2007-06-19 15:39:53 · 3 answers · asked by falzoon 7 in Science & Mathematics ➔ Mathematics
To She-Nerd : note that the circumference of the circle, not the centre, is on the origin.
2007-06-19 16:22:15 · update #1
To zanti3 : bad word choice on my part - yes, touching means tangent.
2007-06-19 17:02:11 · update #2
By numerical approximation, the radius is 0.877384. Now, let's do it the exact way. The equation of the circle of radius k tangent to the origin is:
k - √(k² - x²)
so all we have to do is to find a double root in the equation:
x³ - k + √(k² - x²) = 0
so, hold on
Addendum: Terrific, the exact value of k is (2/(3^(3/4)), which comes to about 0.877383, so my numerical approximation wasn't too shabby. The way to find this is to first expand the equation above and then divide it by x², which represents the double root at the origin. Then we investigate what values a, b, c must be in order for following for this to be true:
x^4 - 2kx + 1 = (x - a)²(x² + bx + c)
where (x - a)² represents the other double root, or point of tangency. After fumbling around a bit, it can be shown that
a = 1/(3)^(1/4), and that k = (2/(3^(3/4)).

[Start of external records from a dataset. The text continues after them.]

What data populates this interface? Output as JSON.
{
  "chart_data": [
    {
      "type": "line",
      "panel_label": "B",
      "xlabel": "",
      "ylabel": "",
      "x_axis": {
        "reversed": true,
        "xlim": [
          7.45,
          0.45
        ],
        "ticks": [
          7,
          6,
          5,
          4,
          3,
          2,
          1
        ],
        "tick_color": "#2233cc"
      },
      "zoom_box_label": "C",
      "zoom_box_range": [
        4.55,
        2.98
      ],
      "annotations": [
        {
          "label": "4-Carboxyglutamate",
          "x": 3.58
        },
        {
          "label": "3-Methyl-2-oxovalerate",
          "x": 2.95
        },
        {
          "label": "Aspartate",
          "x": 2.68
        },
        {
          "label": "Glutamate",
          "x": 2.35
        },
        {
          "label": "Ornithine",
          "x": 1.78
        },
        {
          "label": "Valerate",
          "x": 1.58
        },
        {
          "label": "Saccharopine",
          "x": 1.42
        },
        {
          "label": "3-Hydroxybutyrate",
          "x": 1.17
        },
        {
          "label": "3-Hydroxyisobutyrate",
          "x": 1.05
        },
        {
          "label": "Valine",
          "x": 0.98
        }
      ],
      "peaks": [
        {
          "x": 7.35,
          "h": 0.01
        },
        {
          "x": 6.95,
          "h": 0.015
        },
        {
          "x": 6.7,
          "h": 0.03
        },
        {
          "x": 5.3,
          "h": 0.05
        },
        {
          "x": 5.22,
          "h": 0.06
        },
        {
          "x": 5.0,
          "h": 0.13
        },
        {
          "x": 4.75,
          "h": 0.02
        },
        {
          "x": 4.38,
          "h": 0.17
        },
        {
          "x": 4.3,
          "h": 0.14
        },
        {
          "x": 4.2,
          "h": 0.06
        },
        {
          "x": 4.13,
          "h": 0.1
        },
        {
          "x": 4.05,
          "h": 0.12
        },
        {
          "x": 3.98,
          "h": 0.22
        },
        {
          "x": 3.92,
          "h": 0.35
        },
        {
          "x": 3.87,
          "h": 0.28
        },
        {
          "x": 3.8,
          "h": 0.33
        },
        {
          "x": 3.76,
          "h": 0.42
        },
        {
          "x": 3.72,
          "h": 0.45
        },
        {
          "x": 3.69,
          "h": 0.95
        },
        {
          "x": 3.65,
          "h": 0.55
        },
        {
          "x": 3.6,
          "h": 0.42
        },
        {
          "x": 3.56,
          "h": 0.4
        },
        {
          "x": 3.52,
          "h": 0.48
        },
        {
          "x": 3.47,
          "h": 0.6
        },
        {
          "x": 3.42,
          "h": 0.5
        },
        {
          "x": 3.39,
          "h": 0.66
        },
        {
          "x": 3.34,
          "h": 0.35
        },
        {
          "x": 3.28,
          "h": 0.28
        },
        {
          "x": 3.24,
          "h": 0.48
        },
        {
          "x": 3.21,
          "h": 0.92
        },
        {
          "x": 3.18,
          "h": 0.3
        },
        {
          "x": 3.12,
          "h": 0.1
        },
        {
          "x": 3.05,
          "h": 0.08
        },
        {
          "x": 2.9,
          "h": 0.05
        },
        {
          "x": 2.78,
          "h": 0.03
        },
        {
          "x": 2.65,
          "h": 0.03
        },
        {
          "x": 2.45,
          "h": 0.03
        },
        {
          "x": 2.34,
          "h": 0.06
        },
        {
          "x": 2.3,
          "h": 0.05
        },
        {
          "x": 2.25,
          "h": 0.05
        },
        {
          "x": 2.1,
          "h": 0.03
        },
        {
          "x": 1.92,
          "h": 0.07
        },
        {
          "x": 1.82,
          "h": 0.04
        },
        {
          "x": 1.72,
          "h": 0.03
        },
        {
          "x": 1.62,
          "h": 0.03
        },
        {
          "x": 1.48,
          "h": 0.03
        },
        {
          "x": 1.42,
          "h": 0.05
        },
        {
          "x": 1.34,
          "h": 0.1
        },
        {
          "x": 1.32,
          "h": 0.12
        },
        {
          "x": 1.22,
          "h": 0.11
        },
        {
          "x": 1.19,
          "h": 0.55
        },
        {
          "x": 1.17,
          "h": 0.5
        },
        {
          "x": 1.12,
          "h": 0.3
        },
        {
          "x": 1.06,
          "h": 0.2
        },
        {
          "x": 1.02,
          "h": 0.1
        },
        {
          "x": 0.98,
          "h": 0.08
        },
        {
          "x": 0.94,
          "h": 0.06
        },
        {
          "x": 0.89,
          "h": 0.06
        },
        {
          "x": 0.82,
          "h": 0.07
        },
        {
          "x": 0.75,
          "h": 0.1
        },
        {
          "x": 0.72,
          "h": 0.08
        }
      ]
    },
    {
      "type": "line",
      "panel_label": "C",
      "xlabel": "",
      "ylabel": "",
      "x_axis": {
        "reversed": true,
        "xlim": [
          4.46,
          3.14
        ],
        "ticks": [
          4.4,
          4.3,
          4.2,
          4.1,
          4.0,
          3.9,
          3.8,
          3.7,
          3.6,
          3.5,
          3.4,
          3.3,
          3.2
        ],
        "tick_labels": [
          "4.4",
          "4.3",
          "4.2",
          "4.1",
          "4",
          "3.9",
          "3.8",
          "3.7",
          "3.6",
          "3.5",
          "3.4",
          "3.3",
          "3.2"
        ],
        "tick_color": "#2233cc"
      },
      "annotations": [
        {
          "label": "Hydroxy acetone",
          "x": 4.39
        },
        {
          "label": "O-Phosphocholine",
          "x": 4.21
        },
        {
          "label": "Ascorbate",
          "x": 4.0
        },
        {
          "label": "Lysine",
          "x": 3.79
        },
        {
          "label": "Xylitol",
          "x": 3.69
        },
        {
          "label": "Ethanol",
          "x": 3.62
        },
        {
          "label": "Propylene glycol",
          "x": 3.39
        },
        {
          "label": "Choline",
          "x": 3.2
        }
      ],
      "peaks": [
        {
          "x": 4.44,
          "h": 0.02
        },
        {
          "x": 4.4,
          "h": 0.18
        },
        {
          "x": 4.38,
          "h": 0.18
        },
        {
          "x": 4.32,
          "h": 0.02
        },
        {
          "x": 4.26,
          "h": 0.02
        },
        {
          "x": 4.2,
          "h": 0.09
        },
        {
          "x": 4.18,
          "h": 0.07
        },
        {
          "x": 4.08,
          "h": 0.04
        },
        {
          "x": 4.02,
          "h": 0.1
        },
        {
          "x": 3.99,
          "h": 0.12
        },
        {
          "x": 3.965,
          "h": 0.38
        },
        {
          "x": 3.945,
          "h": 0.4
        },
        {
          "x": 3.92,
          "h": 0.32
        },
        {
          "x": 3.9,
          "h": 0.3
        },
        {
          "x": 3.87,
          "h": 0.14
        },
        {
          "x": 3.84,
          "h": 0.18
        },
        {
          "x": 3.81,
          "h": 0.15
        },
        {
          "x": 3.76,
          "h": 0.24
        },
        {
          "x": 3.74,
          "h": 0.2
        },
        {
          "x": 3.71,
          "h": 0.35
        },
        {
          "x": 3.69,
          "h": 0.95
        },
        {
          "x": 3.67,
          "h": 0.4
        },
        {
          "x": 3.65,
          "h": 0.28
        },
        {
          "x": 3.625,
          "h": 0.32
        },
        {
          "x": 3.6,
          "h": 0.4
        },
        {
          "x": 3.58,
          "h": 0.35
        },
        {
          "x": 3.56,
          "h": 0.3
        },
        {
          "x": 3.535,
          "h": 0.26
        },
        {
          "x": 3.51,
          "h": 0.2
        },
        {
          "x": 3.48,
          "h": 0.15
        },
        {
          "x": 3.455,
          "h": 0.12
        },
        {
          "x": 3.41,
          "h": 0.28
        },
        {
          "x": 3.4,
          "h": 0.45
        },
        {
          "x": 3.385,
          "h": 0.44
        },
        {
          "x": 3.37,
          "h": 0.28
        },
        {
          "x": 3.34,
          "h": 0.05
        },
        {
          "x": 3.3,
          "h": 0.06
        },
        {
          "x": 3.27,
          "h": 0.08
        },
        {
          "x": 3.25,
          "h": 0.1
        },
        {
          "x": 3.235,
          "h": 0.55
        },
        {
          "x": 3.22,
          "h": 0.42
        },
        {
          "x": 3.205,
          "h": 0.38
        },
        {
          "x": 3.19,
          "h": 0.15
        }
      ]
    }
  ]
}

2007-06-19 19:24:26 · answer #1 · answered by Scythian1950 7 · 1⤊ 0⤋
Yeh, just considering circles with their center on the x-axis, a circle of any radius fulfills the condition. These circles are described by the function (x - r)² + y² = r², which can be rewritten as x² + y² = 2rx. Substituting y = x³, we get r = (x^6 + x²)/2x = (x^5 + x)/2. The (x^5 + x)/2 is the other point of intersection, and it is clear every value of x gives a different r.
Any chance by "touching" you mean tangent?
2007-06-19 16:24:24 · answer #2 · answered by Anonymous · 0⤊ 0⤋
sqrt 2 / 2
The first solution that comes to mind is that the circle contains the points (0,0) and (1,1) So its diameter is sqrt 2 (that is, the distance from (0,0) to (1,1) and its radius is half that
However, I'm not at all certain that this is a unique solution. In fact, if you picture the curve y = x^3 and a family of circles having one point on the origin and one point on the curve y = x^3, there is conceivably an infinite number of such circles. Each would be a solution to the system
y = x^3 and sqrt (r^2 - x^2) = y
Since r is undetermined, this system would have an infinite number of solutions.
2007-06-19 15:44:15 · answer #3 · answered by Joni DaNerd 6 · 0⤊ 0⤋